Field potential soil variability index to identify precision agriculture opportunity

Authors: Bobryk, Christopher; Yost, Matt; Kitchen, Newell

Submitted to: International Conference on Precision Agriculture Abstracts & Proceedings
Publication Type: Proceedings
Publication Acceptance Date: 6/15/2016
Publication Date: 7/31/2016
Citation: Bobryk, C.W., Yost, M.A., Kitchen, N.R. 2016. Field potential soil variability index to identify precision agriculture opportunity. In: International Conference on Precision Agriculture, July 31-August 4, 2016, St. Louis, Missouri. Available: https://www.ispag.org/proceedings/?action=abstract&id=2124.

Interpretive Summary: Precision agriculture (PA) technologies are not widely used and many are hesitant to adopt PA because uncertainty exists about performance or the potential return on investment. These concerns could be better addressed by understanding where potential soil variability exists. Therefore, identifying fields that exhibit the most variation in soil characteristics could greatly advance PA adoption and use. The objectives of this research were to: 1) calculate the amount of potential soil variability, 2) generate a variability index (VI), and 3) determine where groups of high or low clusters of VIs exist across the study area. This analysis focused on soil variability in agricultural fields across Missouri, USA. We calculated a VI for clay and organic matter content at two depth increments (0-30 and 0-120 cm) using the National Resources Conservation Service’s (NRCS) Soil Survey Geographic database (SSURGO).

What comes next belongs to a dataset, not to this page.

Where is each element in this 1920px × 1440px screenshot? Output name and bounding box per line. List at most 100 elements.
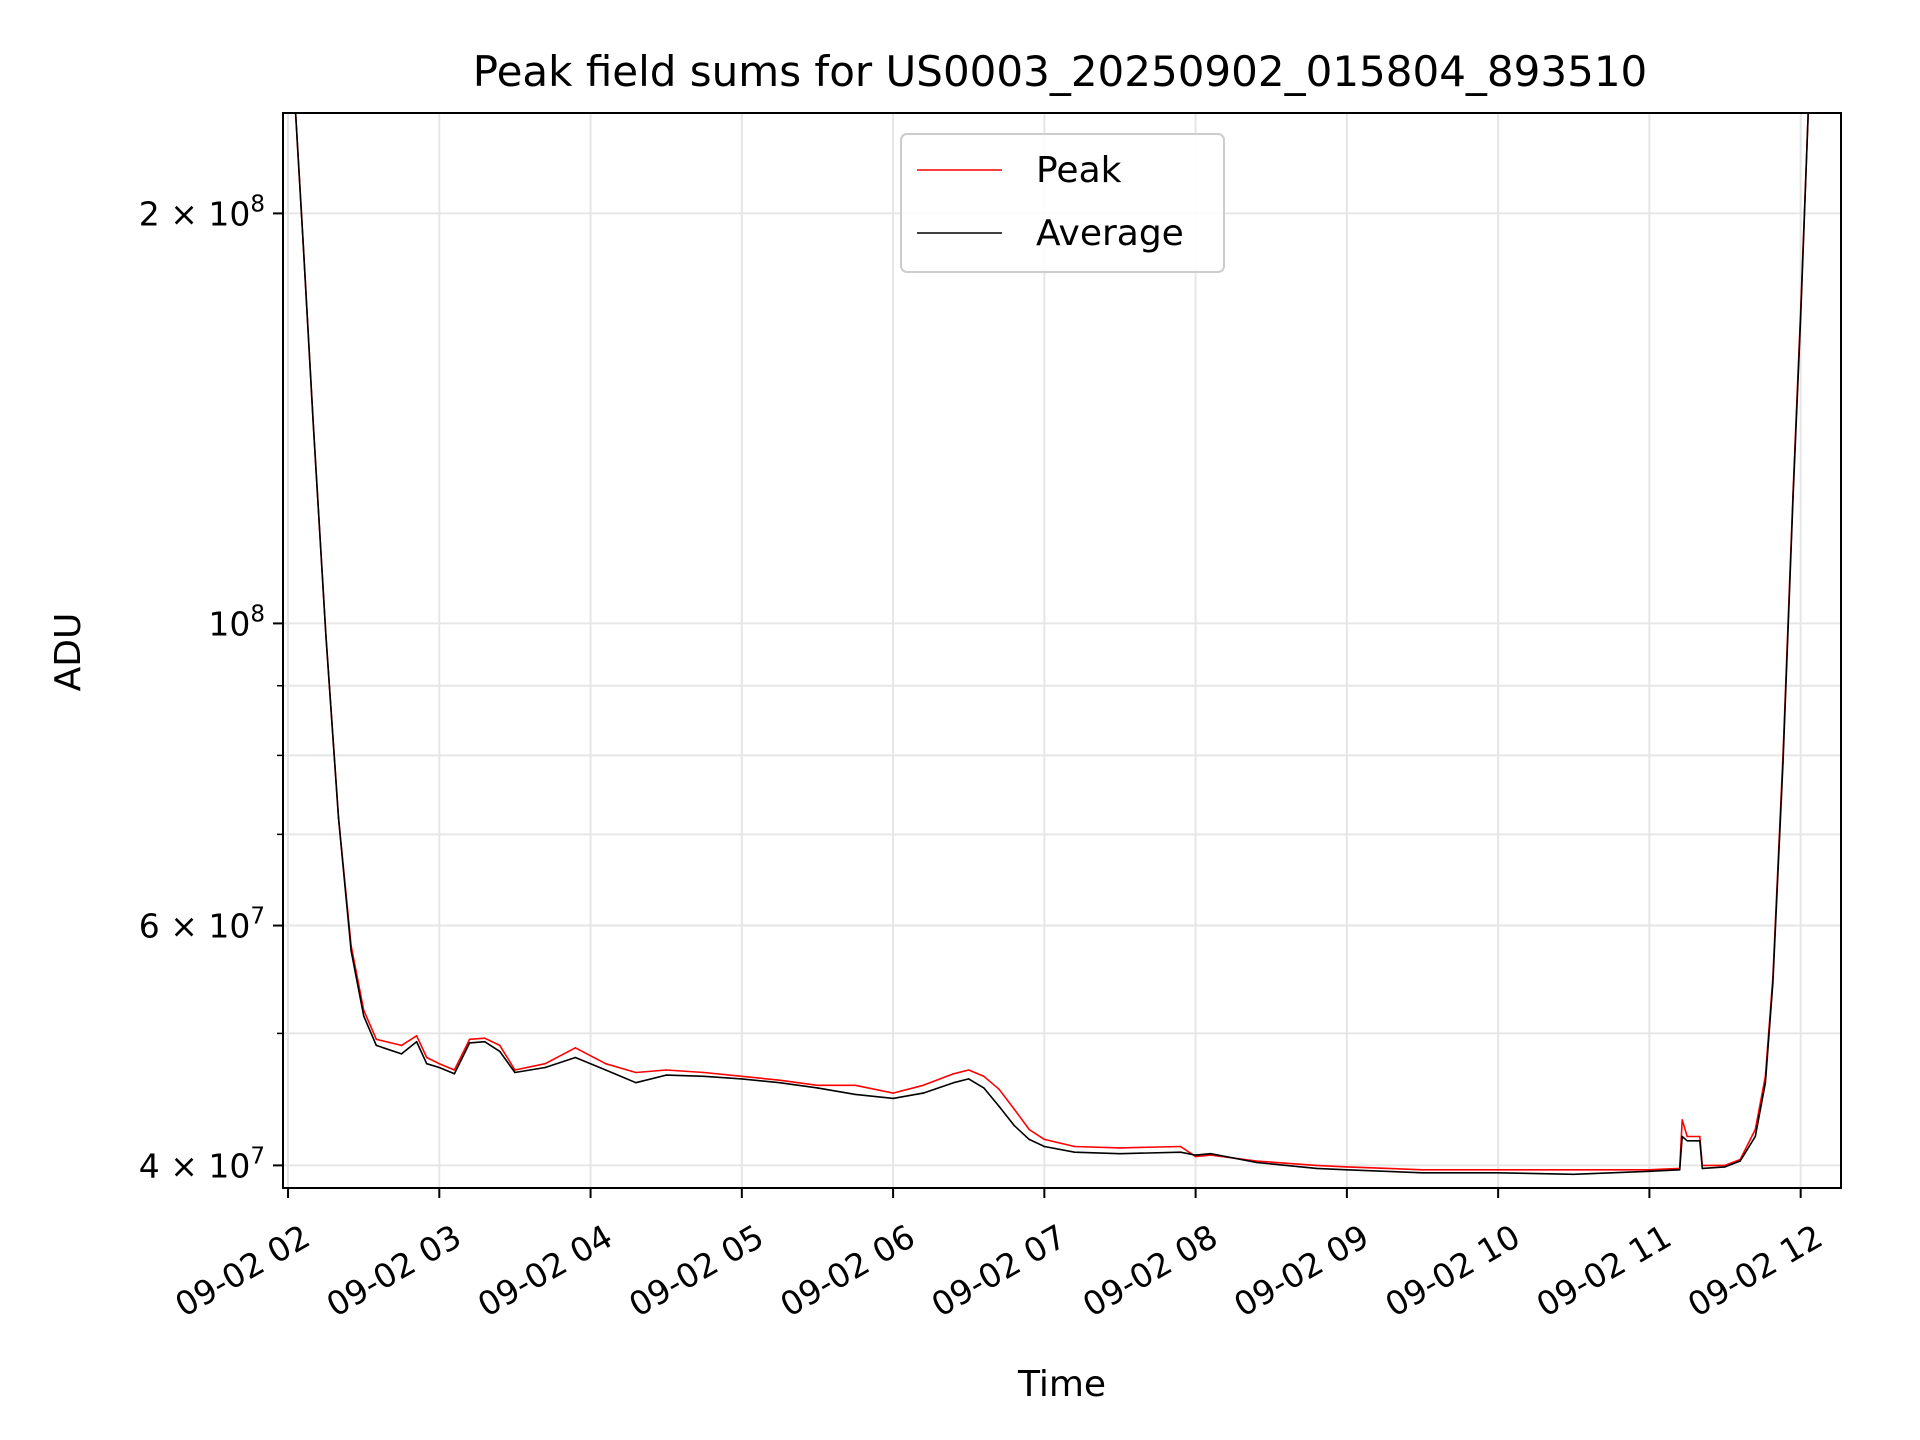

Clusters of high VI values for both clay and organic matter were found for many fields along the Missouri and Mississippi Rivers. This index would suggest that these areas of the state of Missouri are most suitable for PA applications. In contrast, groups of fields with the lowest VI values for organic matter were found within the Central Claypan and Southern Mississippi River Alluvium major land resource areas. These regions may not be as suitable for PA applications. The next step is to apply this procedure to larger geographic regions. Output from this research could be used as a tool to aide suppliers and practitioners in determining areas with the greatest opportunities to implement PA. Since a basic premise of PA is improved input efficiency, application of these results could improve economic returns for farmers, as well as benefit the public by decreasing field losses of agricultural chemicals into lakes and streams.

Technical Abstract: Precision agriculture (PA) technologies used for identifying and managing within-field variability are not widely used despite decades of advancement. Technological innovations in agronomic tools, such as canopy reflectance or electrical conductivity sensors, have created opportunities to achieve a greater understanding of within-field variability. However, many are hesitant to adopt PA because uncertainty exists about field-specific performance or the potential return on investment. These concerns could be better addressed by understanding where variability in soil physical and chemical properties may have the greatest effect on crop responses to inputs, such as nitrogen fertilizer. Therefore, identifying fields that exhibit the most variation in soil characteristics (e.g. clay and organic matter content) and developing an indicator of variation that has the potential to affect crop responses to inputs could greatly advance PA adoption and use. The objectives of this research were to: 1) quantify the amount of potential soil variability over a large region, 2) generate an index that numerically identified fields that exhibit degrees of field variability, and 3) evaluate spatial clustering of variability over the region. This analysis focused on soil variability in agricultural fields across Missouri, USA. We calculated a variability index (VI) for clay and organic matter content at two depth increments (0-30 and 0-120 cm) using soil information from the National Resources Conservation Service’s (NRCS) Soil Survey Geographic database (SSURGO). Ranges in VI for clay at the two depth increments were 1-82 and 1-91 with an average of 2.4 and 2.2, respectively. Organic matter VI averaged 2.0 and 2.3 for the two increments with narrower ranges from 1-42 and 1-29, accordingly. Significant high clay VI clusters at both increments were observed mostly along the Missouri River floodplain and across southeastern Missouri along the Mississippi River. High organic matter VI clusters exhibited similar distributions along the Missouri and Mississippi River floodplains; however, significant clusters of low organic matter VI values occurred within the Central Claypan and Southern Mississippi River Alluvium major land resource areas. Output from this research could be used as a decision support tool to aide suppliers and practitioners in determining the greatest opportunities to implement PA.